Our client sells goods wholesale from his UK warehouse to EU VAT registered businesses – he has been preparing himself for Brexit, including obtaining an Economic Operator Registration and Identification number (EORI). Now that a deal has been agreed, with a transition period running to the end of December 2020, what does the client need to do differently?
As the UK has agreed to leave the EU with a deal, which includes a transition period until 31 December 2020, nothing will change in terms of VAT immediately. During the transition period, the UK will remain part of the single market and customs union meaning that we will continue to follow the rules regarding Intra-EU movement of goods.
This means that the client can continue to zero-rate their sale of goods, as long as they have their customers EU VAT number, the goods are sent or transported to another EU member state, and they keep valid commercial evidence that the goods have been removed from the UK within the relevant time limits.

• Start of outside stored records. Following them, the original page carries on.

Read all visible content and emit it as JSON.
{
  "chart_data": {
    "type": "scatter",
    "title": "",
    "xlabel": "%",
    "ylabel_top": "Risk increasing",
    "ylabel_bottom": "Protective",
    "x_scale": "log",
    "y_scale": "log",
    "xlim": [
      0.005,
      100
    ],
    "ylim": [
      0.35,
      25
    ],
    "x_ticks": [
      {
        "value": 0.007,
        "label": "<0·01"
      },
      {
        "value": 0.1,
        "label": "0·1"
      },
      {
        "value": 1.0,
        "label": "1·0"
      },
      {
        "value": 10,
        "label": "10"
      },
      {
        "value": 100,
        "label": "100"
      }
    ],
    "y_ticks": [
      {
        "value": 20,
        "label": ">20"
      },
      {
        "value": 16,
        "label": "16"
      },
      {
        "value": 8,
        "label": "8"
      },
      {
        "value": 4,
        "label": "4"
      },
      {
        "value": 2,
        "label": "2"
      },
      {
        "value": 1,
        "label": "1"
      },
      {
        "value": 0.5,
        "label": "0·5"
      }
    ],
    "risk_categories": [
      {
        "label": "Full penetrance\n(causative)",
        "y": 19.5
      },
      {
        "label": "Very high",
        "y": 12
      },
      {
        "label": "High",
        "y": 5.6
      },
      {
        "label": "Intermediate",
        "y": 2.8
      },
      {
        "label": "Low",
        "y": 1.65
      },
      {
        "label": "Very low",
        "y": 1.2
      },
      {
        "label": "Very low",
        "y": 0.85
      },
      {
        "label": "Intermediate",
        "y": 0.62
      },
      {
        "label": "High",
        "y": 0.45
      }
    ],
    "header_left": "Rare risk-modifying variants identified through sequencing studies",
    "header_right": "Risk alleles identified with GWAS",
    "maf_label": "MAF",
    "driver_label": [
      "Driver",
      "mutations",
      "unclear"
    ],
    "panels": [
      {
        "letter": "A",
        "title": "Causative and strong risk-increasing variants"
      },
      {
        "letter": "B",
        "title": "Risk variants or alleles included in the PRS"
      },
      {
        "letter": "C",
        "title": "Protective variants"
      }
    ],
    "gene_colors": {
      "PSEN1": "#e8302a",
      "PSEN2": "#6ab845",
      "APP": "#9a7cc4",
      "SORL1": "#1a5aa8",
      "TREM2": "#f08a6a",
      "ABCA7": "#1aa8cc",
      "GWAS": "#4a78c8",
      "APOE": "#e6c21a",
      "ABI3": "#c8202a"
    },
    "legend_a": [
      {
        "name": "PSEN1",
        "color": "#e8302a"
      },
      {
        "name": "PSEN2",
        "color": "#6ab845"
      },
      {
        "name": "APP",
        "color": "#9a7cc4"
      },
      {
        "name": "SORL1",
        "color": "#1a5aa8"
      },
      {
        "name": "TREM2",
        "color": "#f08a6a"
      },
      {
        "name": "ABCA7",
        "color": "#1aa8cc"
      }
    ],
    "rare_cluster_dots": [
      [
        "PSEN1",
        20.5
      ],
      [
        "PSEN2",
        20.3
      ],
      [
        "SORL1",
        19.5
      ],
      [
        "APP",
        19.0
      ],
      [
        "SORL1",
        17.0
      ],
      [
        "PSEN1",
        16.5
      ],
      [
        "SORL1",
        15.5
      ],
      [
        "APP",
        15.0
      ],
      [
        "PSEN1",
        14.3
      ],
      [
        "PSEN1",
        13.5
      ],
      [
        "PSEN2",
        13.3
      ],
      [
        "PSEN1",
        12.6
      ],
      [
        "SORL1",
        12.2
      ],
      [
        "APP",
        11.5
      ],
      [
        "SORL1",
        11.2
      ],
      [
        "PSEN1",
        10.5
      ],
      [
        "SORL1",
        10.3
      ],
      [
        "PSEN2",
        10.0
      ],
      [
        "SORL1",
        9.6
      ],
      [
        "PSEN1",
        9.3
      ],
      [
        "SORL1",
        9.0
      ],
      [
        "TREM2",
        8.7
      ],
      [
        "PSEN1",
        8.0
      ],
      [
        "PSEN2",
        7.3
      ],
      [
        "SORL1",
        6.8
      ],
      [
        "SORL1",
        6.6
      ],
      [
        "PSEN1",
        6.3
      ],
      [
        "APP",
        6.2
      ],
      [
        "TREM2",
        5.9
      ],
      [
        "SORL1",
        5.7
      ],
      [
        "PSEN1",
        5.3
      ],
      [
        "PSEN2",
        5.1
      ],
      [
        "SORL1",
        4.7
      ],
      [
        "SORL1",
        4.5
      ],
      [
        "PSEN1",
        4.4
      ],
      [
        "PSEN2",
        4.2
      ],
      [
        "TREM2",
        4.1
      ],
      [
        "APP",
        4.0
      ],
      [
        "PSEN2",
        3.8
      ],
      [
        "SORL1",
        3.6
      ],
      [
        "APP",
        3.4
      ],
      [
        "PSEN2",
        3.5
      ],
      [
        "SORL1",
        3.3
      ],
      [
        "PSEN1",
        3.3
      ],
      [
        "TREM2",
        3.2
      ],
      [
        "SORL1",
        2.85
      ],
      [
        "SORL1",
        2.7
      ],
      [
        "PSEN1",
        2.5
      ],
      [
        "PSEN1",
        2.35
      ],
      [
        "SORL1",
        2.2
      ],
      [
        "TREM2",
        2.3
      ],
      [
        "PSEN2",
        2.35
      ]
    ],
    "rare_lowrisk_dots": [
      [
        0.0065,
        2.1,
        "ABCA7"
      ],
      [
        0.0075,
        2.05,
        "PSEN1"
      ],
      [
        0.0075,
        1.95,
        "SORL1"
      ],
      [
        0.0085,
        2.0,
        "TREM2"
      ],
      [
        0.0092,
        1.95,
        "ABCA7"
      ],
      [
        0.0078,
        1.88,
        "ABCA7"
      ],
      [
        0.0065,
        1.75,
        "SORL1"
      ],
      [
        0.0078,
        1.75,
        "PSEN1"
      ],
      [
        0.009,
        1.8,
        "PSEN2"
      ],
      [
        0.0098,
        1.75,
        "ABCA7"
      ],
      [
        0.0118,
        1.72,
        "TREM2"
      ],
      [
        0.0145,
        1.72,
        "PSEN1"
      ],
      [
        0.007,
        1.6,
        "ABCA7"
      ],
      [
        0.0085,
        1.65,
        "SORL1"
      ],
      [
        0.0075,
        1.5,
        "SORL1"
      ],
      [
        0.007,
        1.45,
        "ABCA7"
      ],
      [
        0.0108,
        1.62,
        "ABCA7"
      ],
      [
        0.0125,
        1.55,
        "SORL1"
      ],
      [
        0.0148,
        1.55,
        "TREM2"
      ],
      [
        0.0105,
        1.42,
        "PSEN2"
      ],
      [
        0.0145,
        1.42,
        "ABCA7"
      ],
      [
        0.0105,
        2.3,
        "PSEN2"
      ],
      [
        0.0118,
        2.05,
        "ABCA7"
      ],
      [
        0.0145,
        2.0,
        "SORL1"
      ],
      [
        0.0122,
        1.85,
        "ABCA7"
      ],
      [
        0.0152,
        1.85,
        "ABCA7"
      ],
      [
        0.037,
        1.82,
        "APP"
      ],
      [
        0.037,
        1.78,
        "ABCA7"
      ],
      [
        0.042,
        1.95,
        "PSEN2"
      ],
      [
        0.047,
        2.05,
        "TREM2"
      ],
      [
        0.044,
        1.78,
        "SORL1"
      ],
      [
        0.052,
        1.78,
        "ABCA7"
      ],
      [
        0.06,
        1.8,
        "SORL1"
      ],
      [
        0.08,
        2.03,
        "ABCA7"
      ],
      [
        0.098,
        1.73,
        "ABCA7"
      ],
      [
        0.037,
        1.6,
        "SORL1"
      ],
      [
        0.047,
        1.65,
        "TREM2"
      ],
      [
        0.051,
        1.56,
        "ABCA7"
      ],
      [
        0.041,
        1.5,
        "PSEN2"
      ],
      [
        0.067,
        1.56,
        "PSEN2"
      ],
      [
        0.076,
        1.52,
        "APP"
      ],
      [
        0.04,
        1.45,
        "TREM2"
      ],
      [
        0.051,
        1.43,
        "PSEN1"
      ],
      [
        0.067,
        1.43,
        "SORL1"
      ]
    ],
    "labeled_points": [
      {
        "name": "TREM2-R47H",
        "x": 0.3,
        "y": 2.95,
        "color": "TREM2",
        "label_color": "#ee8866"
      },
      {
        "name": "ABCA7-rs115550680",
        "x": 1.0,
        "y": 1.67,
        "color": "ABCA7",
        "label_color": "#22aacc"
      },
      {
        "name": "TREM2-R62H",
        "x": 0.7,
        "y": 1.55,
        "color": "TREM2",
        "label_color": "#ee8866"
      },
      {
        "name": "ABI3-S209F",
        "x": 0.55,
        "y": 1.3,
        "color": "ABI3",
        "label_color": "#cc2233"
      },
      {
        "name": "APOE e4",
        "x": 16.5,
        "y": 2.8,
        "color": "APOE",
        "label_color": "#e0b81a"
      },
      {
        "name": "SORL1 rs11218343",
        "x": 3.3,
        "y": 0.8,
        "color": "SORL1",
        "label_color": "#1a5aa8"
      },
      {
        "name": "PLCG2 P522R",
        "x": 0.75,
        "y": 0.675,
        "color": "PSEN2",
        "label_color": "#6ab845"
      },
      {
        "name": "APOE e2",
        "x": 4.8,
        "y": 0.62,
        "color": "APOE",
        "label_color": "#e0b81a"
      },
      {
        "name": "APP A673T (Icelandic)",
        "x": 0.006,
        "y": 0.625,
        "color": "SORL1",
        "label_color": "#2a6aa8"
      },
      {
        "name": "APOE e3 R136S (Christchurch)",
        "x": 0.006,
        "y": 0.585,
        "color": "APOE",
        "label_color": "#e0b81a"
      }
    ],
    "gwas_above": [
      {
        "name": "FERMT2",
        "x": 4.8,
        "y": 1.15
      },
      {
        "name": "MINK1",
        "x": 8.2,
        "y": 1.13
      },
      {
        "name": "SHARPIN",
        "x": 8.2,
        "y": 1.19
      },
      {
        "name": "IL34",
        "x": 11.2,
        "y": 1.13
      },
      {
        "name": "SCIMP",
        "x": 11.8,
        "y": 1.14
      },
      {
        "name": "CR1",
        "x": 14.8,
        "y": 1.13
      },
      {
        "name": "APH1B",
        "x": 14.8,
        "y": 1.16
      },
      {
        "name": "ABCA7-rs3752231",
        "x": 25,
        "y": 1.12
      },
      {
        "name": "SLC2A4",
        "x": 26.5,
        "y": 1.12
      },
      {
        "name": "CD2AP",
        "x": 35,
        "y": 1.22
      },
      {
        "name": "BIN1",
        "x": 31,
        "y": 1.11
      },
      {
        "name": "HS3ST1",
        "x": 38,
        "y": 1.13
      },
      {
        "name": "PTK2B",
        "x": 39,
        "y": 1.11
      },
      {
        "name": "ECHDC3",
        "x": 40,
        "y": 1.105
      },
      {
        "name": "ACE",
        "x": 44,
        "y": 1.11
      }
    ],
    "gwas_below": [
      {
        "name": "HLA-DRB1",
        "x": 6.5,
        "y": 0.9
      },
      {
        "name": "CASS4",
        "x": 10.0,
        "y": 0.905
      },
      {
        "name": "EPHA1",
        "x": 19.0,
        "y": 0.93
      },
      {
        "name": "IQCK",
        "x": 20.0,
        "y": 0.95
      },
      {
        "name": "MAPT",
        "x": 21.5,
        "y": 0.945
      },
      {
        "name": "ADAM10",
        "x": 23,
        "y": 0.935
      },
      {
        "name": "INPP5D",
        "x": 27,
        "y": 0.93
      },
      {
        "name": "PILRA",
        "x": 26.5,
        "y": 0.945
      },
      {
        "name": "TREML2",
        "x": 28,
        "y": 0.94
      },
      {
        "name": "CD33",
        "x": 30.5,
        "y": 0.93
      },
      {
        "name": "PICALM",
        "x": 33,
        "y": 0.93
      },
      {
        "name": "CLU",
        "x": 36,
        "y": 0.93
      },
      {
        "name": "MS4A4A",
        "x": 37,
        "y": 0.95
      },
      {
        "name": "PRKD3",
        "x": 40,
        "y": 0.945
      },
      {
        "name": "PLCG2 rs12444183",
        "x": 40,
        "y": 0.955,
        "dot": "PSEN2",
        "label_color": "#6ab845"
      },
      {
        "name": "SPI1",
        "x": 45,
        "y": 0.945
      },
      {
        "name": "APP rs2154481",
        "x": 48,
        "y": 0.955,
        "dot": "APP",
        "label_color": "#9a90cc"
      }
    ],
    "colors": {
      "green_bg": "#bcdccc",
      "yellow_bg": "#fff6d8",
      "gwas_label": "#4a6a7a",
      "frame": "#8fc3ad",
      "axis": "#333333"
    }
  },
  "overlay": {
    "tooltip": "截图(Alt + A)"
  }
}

The transition period also means that the client must continue to submit EC sales lists monthly or quarterly as appropriate.
As mentioned, our client was advised to obtain an EORI number ahead of the EU exit, in case the UK left the EU with no deal. They should keep this reference as they are still likely to need this at the end of the transition period – equally if they have registered for Transitional Simplified Procedures (TSP) for imports, they should keep this paperwork ready for the end of the transition period.
During the transition period, businesses will still be able to submit valid EU refund claims via HMRC, and those businesses that are registered for VAT MOSS because they supply B2C supplies of digital services to EU consumers, may continue to submit VAT MOSS returns for the time being in the UK, rather than needing to register in an alternative EU member state.